Contudo, o presidente e o primeiro-ministro interino, respectivamente Bah Ndaw e Moctar Ouane, instituídos pelos militares insurgentes, permaneceram no cargo por apenas nove meses, já que novamente houve um golpe de Estado liderado por Goïta em Maio de 2021. Atualmente, Goïta é o presidente interino do Mali e garante que seu governo de transição democrática ocorrerá somente até 2022, ano em que haverá eleições.
A República do Mali, ou Mali ka Fasojamana, localizado na África Ocidental e delimitado territorialmente por sete países, vem passando por uma grave crise política nos últimos meses. Em agosto de 2020, o território sofreu um golpe de Estado liderado pelos coronéis Assimi Goïta e Ismaël Wagué, juntamente com um grupo de militares insurgentes. Meses depois, o governo transitório formado pelos sublevados, o qual estava planejado para se encerrar em 18 meses, acabou findado mais cedo pois sofreu um golpe em Maio deste ano, liderado pelo próprio vice-presidente. Daí em diante, quem se encontra no poder atualmente é Goïta, como Presidente interino do Mali, e Choguel Kokalla Maïga, no cargo de Primeiro-Ministro. Assim, nesse contexto de tantas instabilidades políticas no Mali, é necessário entender os antecedentes e as causas dessa tensa situação vivida hoje pelo país.
Pode-se dizer que a atual crise política vivenciada pelo Mali não é motivada unicamente por acontecimentos recentes, mas também por circunstâncias que se iniciaram já há alguns anos. Dentre esses diversos motivos, a Guerra Civil do Mali, iniciada em 2012 e que perdura até hoje, sem dúvida é um deles. O conflito atualmente é travado primordialmente por forças do governo maliano, coalizões separatistas de grupos da etnia Tuaregues e por grupos extremistas islâmicos. Inicialmente, a guerra tinha um caráter mais voltado ao separatismo, pois os tuaregues – povo que foi historicamente negligenciado e marginalizado pelo governo do Mali – buscavam sua independência do norte do país, região onde os mesmos se localizavam.
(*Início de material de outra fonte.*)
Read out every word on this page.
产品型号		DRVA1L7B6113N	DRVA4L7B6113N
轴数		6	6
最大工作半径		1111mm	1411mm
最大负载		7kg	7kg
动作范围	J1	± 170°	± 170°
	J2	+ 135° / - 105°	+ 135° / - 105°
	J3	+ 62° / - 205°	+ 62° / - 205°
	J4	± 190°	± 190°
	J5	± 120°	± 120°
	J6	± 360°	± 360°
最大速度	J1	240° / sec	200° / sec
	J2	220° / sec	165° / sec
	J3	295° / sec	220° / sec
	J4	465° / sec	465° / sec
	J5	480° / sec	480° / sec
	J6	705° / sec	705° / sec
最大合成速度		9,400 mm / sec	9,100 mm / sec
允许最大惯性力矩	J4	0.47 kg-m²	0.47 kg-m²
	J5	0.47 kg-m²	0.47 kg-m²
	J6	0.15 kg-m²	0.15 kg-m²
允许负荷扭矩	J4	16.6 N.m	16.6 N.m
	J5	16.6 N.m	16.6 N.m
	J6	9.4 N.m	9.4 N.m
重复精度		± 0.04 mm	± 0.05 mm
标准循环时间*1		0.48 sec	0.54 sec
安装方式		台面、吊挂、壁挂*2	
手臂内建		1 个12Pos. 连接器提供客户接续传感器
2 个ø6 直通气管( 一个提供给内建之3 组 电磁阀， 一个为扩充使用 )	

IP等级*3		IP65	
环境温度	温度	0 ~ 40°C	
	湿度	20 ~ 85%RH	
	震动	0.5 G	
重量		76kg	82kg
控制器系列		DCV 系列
Contudo, pouco tempo depois do início da disputa, começaram a surgir ataques recorrentes de grupos extremistas islâmicos no país, os quais desejavam (e ainda desejam) estabelecer seus próprios governos e leis na região, contribuindo para que violência no território aumentasse enormemente. Ademais, essa grande onda de violência advinda de diversos atores – do próprio governo do Mali, de coalizões de grupos tuaregues e de grupos extremistas islâmicos – ocasionaram o surgimento de milícias de autodefesa, provocando hostilidades ainda maiores entre os diversos grupos étnicos que vivem no território maliano, junto ao aumento exponencial da violência intercomunitária desde 2016. Desse modo, todos esses fatores em conjunto colaboram para que exista uma enorme insegurança no Mali. Para mais, os altos índices de pobreza existentes por causa da estagnação econômica, e a deterioração nas áreas da saúde, educação, e das próprias instituições do Estado são outros fatores que explicam a difícil situação que o país vem passando nos últimos anos.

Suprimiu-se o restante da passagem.